Com a crise no setor, marcas arrumaram as malas para fora do País: as asiáticas Geely, Changan (antiga Chana) e SsangYong encerraram suas operações. JAC, Chery e Kia tiveram suas participações de mercado notavelmente reduzidas, porém resistiram. Até a nacional TAC, que produzia o jipe Stark, sumiu sem aviso prévio. No exterior, quem deu adeus foi a Scion, marca com apelo "jovem" da Toyota.

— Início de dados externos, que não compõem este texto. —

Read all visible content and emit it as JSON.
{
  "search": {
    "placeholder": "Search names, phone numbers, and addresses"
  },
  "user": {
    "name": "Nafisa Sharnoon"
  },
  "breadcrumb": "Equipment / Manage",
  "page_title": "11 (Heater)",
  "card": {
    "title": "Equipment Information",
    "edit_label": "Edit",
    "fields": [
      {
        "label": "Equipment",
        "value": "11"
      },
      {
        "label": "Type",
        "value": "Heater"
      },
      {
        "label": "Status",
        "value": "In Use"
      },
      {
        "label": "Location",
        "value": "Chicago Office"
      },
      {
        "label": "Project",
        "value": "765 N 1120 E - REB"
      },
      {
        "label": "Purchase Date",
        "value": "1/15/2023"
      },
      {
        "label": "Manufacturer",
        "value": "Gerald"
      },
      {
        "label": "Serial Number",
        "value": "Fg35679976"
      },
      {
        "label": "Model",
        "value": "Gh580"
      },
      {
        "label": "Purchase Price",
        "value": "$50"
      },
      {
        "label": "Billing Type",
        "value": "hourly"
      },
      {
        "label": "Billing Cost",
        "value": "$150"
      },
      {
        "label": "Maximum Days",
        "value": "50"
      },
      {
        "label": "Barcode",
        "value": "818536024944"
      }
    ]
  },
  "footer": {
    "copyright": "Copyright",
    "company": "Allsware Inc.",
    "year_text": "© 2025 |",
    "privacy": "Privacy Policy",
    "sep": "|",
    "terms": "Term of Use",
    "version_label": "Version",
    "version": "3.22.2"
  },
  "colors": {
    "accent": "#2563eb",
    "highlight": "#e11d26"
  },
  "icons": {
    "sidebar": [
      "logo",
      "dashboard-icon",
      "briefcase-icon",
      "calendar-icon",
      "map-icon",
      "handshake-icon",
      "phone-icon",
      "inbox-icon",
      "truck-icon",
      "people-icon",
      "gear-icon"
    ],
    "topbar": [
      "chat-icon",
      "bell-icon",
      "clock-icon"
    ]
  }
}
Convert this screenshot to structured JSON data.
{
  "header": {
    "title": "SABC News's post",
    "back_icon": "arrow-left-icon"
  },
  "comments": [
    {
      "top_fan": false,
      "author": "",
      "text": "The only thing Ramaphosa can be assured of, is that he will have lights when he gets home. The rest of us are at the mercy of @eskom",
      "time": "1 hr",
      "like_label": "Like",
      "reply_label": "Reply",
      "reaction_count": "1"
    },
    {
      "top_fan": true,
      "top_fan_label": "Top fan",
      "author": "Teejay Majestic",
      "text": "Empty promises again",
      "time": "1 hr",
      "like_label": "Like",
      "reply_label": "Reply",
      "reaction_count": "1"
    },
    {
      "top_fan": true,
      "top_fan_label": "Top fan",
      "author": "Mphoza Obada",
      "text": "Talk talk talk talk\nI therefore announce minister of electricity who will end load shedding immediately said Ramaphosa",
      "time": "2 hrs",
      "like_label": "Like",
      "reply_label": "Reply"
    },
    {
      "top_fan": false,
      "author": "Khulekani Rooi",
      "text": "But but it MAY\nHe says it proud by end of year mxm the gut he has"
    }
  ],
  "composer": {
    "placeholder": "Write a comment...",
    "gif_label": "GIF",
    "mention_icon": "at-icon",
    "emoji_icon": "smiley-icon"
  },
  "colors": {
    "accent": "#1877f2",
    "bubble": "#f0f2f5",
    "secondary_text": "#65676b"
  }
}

Também nos despedimos de figuras como o fotógrafo da revista Quatro Rodas Marco de Bari, que morreu dias após um acidente em estúdio, e o compositor Saki Kaskas, que fez seu nome na franquia Need Ford Speed na virada do século.


Depois do fim da obrigatoriedade dos extintores de incêndio nos carros, mais uma norma causou confusão em 2016: a decisão de se acender os faróis baixos nas rodovias de forma contínua. Mas como saber o que é avenida e o que é rodovia? Por este motivo, a determinação está atualmente suspensa.


O ano também marcou uma fase mais rigorosa dos testes de segurança do Latin NCAP. Agora, os carros precisam passar, além do tradicional crash-test frontal com 40% da área frontal a 64 km/h, também pelo teste de impacto lateral (simulando choque com poste e também com outro veículo) e ainda o teste do controle de estabilidade. Por este motivo, a ausência de equipamentos de segurança em todas as versões já é motivo de rebaixamento de nota. Nesta nova fase, foram relativamente poucos os carros avaliados que dizem respeito aos brasileiros. O melhor resultado foi o da Ford Ranger, com meras três estrelas de proteção a adultos. O Fiat Palio foi rebaixado de 4 para 1 estrela; o Peugeot 208 ainda conseguiu para si duas estrelas.


Em termos de eventos, 2016 foi palco do consagradíssimo Salão do Automóvel de São Paulo, além de encontros de antigos em Águas de Lindoia e por ocasião do lançamento do documentário Nutz. O Piauí recebeu seu primeiro Salão do Automóvel no Theresina Hall, a segunda edição do Show Cars The e o Teresina Moto Week, para não mencionar os diversos encontros do Clube do Carro Antigo, Ferrugem nas Veias e Clube do Fusca.


E quanto ao Auto REALIDADE? Para nós, o ano foi de consolidação do reconhecimento de nosso trabalho: foi possível em 2016 avaliar mais modelos da Fiat, Jeep e Renault cedidos pelas assessorias de imprensa, além de viajar quatro vezes a convite da Nissan para apresentações da marca. Também foi o ano da aquisição do Volkswagen take up!, que vem atendendo às expectativas no dia-a-dia. Tivemos um crescimento de público acentuado no Instagram e, nos últimos dois meses, um aumento no fluxo diário de visitantes no site. Mas sempre estamos buscando novas formas de surpreender quem nos acompanha, e também cobrando das montadoras a devida atenção a nossas ocupações. Fica registrado nosso agradecimento sincero, e a promessa: em 2017 vem muito mais pela frente!